The Vision Quest and Native American Indians
A Vision Quest is sought by various means by Native American Indians but are most commonly undertaken as a rite of passage. This form of Vision Quest followed the following steps:

  • When a boy came of age (fourteen or fifteen) his entry into manhood started with his journey on a Vision Quest
  • He entered a Sweat Lodge for a cleansing ceremony and Smudging Ritual
  • Inside the Sweat Lodge stones were heated and water was poured on them to create the steam that would purify the boy
  • The boy would then bathe in cold water and was led into the forest or woods
  • He would then spend three days in isolation and fasting
  • During this time he would seek his vision
  • At the end of the time of the Vision Quest he was collected by tribe members and taken to the Shaman
  • The boy was then deemed to be a man and the Shaman would discuss the meaning and significance of the Spirit Guide revealed during the Vision Quest and its significance in the life of the young man
  • The Vision Quest would be concluded with a ceremony and feasting
  • The symbols revealed in the Vision Quest were transferred to a sacred Medicine Shield

Vision Quest - Crying for a Vision
Some Native American tribes, notably the Pawnee, Mandan and Sioux, practised rituals and ceremonies involving self-torture in their Vision Quest traditions. These Vision Quest rituals and ceremonies varied from tribe to tribe but usually participants were required to undergo rigorous physical challenges such as exposure to the elements, solitary vigils, prayer and fasting in order to achieve a trance-like state to succeed in their vision quest. The Vision Quest was once called "Crying for a Vision." The 'Crier for a Vision' would voluntarily undergo extreme discomfort to evoke a mystic experience. The total focus of those undertaking a Vision Quest was on the world of spirits in which vulnerability and the presence of the fearsome unknown opened the soul to the Great Mystery.

Vision Quest Rituals - The Sun Dance
Some cultures augmented the Vision Quest experience with hallucinogens, torture and self-mortification.
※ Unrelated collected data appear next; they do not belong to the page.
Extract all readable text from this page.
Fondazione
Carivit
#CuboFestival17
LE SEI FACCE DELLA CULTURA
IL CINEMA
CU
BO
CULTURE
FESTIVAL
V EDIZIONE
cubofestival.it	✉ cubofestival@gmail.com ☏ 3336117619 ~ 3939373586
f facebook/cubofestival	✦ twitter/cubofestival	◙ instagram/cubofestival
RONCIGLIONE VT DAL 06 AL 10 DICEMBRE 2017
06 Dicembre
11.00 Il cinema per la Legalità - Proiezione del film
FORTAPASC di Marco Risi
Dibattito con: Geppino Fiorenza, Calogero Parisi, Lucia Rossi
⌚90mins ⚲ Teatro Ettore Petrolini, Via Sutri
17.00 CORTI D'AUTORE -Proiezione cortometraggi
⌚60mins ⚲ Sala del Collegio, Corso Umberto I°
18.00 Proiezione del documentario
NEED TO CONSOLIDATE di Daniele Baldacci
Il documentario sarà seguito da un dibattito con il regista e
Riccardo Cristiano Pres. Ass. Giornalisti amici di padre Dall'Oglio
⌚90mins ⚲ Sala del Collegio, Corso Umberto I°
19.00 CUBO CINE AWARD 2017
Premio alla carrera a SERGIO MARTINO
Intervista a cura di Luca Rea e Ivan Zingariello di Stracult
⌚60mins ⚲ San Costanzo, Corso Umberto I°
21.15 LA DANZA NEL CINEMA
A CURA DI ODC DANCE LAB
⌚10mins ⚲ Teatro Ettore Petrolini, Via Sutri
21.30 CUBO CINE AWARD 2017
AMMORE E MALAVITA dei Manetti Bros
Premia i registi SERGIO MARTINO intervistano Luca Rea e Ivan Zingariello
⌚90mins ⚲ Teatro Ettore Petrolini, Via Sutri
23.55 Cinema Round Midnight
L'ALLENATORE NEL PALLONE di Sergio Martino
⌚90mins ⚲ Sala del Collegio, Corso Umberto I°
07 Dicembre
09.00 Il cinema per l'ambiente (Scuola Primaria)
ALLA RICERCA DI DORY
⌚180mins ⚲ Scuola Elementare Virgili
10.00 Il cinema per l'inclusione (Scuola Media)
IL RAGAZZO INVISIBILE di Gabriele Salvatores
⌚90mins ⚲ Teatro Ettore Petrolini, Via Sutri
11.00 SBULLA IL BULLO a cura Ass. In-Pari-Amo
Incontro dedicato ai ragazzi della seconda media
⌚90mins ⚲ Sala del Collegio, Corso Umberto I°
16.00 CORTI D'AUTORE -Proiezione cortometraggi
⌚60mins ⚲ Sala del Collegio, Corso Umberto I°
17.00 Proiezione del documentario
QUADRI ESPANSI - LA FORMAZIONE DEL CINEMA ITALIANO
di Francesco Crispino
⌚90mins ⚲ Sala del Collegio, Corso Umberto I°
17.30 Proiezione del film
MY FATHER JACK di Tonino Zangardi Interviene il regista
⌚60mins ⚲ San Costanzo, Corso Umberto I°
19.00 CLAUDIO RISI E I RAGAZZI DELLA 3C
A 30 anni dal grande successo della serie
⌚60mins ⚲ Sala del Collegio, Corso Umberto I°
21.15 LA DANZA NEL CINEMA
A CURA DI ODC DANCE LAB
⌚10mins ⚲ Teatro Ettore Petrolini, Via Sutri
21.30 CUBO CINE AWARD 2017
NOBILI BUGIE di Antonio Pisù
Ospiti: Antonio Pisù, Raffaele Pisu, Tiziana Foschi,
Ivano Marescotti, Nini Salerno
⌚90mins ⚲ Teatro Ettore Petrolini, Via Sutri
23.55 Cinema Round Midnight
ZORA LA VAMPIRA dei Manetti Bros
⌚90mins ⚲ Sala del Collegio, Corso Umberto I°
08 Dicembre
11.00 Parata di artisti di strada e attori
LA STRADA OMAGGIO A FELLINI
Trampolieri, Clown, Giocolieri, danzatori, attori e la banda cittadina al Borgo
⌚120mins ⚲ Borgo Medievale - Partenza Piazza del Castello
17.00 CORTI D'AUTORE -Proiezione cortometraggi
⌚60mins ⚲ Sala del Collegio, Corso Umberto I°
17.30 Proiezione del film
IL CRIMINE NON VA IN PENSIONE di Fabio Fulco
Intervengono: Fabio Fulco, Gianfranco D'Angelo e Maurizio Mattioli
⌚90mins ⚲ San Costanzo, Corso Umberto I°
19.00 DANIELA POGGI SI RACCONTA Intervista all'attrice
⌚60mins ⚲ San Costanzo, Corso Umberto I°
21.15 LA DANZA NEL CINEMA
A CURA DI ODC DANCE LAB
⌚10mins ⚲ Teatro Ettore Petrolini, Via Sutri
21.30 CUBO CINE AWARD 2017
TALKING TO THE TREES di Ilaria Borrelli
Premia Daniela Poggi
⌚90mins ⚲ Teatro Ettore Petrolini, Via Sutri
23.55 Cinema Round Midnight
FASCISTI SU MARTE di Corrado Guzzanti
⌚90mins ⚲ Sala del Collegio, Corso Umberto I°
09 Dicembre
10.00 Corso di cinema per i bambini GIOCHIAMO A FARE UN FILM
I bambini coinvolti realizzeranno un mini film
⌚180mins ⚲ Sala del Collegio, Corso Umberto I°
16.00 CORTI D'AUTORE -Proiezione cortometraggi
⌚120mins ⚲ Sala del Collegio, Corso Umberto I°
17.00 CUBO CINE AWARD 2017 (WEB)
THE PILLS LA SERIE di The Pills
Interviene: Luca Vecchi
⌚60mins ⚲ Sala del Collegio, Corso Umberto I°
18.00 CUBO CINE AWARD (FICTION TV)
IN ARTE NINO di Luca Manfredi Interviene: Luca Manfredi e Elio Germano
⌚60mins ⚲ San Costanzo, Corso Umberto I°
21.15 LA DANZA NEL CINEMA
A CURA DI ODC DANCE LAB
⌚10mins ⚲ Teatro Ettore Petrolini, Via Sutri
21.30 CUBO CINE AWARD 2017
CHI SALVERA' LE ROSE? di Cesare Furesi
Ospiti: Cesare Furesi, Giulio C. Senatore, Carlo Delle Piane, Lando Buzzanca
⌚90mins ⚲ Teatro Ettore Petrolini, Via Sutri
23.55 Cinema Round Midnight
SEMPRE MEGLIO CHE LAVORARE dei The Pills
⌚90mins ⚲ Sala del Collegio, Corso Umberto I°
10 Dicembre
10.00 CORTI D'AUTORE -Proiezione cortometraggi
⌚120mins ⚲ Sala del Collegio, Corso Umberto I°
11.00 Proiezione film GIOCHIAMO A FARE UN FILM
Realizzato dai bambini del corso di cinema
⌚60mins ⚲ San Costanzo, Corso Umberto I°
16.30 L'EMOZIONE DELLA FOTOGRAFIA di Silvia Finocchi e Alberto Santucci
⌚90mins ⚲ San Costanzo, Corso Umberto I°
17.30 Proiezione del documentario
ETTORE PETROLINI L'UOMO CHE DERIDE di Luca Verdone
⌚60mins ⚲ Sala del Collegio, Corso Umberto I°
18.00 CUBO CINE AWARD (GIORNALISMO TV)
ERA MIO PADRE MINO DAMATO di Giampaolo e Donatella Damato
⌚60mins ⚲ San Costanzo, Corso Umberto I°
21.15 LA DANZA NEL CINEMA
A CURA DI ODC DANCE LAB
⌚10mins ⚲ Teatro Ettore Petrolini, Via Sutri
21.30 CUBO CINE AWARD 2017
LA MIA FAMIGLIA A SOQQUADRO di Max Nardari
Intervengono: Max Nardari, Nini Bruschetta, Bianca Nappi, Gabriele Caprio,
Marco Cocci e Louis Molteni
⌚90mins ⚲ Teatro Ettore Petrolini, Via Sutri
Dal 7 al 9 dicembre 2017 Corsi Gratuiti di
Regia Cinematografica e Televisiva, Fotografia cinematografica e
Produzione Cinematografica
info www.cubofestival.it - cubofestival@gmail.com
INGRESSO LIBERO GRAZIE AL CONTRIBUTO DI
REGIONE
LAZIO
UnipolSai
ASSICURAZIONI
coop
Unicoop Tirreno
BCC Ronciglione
One such ritual was the Sun Dance of the Plains Indians. During the Sun Dance ceremony the participants pursued their vision quest through a four day ordeal in which they were first cleansed in a sweat lodge, undertook a long solitary experience exposed to the heat of the day and the cold of the night, had parts of their bodies slashed and were hung up by ropes attached to skewers in the shape of sharp animal claws, that were embedded in their flesh. The scars they bore served as a mark that they had undergone the Sun Dance ritual and had undertaken a difficult journey on their Vision Quest.